Yaacov Bleiman

Personal information
- Native name: יעקב בליימן
- Born: September 8, 1947 Vilnius, Lithuania
- Died: June 15, 2004 (aged 56) Haifa, Israel

Chess career
- Country: Israel
- Title: International Master
- FIDE rating: 2405 (October 2001)
- Peak rating: 2521 (December 1979)
- Peak ranking: No. 131

= Yaacov Bleiman =

Lithuanian-Israeli chess player (1947–2004)

Yaacov (Yacov) Bleiman (יעקב בליימן; September 8, 1947, Vilnius – June, 2004) was a Lithuanian–Israeli chess master.

Bleiman spent a decade designing a smart bomb that was procured by the Israeli Air Force for its F-16 fighter jets in 2003.

== Chess ==
In 1965, Bleiman played in World Junior Championship in Barcelona (Bojan Kurajica won).

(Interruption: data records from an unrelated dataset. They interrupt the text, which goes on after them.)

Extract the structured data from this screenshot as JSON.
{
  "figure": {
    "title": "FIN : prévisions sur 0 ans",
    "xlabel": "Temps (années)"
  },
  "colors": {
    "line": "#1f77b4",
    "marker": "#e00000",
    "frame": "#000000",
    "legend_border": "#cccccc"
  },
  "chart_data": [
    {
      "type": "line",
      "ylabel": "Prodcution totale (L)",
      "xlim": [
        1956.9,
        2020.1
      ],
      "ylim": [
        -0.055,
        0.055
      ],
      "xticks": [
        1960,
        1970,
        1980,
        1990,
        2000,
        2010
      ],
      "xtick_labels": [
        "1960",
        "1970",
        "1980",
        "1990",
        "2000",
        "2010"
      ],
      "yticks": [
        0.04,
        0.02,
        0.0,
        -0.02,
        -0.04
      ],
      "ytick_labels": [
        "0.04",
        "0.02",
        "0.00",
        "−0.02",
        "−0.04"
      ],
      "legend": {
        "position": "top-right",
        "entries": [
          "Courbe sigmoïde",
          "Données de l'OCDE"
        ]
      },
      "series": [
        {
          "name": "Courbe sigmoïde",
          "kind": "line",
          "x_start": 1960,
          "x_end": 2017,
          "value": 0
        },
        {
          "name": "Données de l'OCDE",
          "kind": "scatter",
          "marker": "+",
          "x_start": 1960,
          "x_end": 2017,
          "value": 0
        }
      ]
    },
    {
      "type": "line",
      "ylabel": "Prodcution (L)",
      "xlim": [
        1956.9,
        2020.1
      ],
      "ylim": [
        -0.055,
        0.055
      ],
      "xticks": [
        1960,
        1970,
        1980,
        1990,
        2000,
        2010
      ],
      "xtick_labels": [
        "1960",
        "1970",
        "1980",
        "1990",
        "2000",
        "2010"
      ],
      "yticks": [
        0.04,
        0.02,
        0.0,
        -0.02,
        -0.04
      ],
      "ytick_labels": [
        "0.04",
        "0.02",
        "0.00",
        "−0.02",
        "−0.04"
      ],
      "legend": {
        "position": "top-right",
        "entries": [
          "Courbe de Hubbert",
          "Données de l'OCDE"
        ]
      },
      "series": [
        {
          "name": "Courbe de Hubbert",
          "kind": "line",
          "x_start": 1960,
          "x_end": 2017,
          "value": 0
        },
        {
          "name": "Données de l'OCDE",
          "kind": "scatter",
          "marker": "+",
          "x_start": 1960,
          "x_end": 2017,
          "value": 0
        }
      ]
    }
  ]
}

In 1971, he tied for 7-8th in Netanya (Lubomir Kavalek and Bruno Parma won).
In 1976, he tied for 3-4th in Netanya (Avraham Kaldor and Itchak Radashkovich won).

He played for Israel in three Chess Olympiads.
- In 1970, at second reserve board in 19th Olympiad in Siegen (+4 –0 =5);
- In 1974, at first reserve board in 21st Olympiad in Nice (+6 –1 =8);
- In 1978, at fourth board in 23rd Olympiad in Buenos Aires (+3 –1 =3).
He also represented Israel in the 7th European Team Chess Championship at Skara 1980.

Bleiman was awarded the International Master (IM) title in 1971.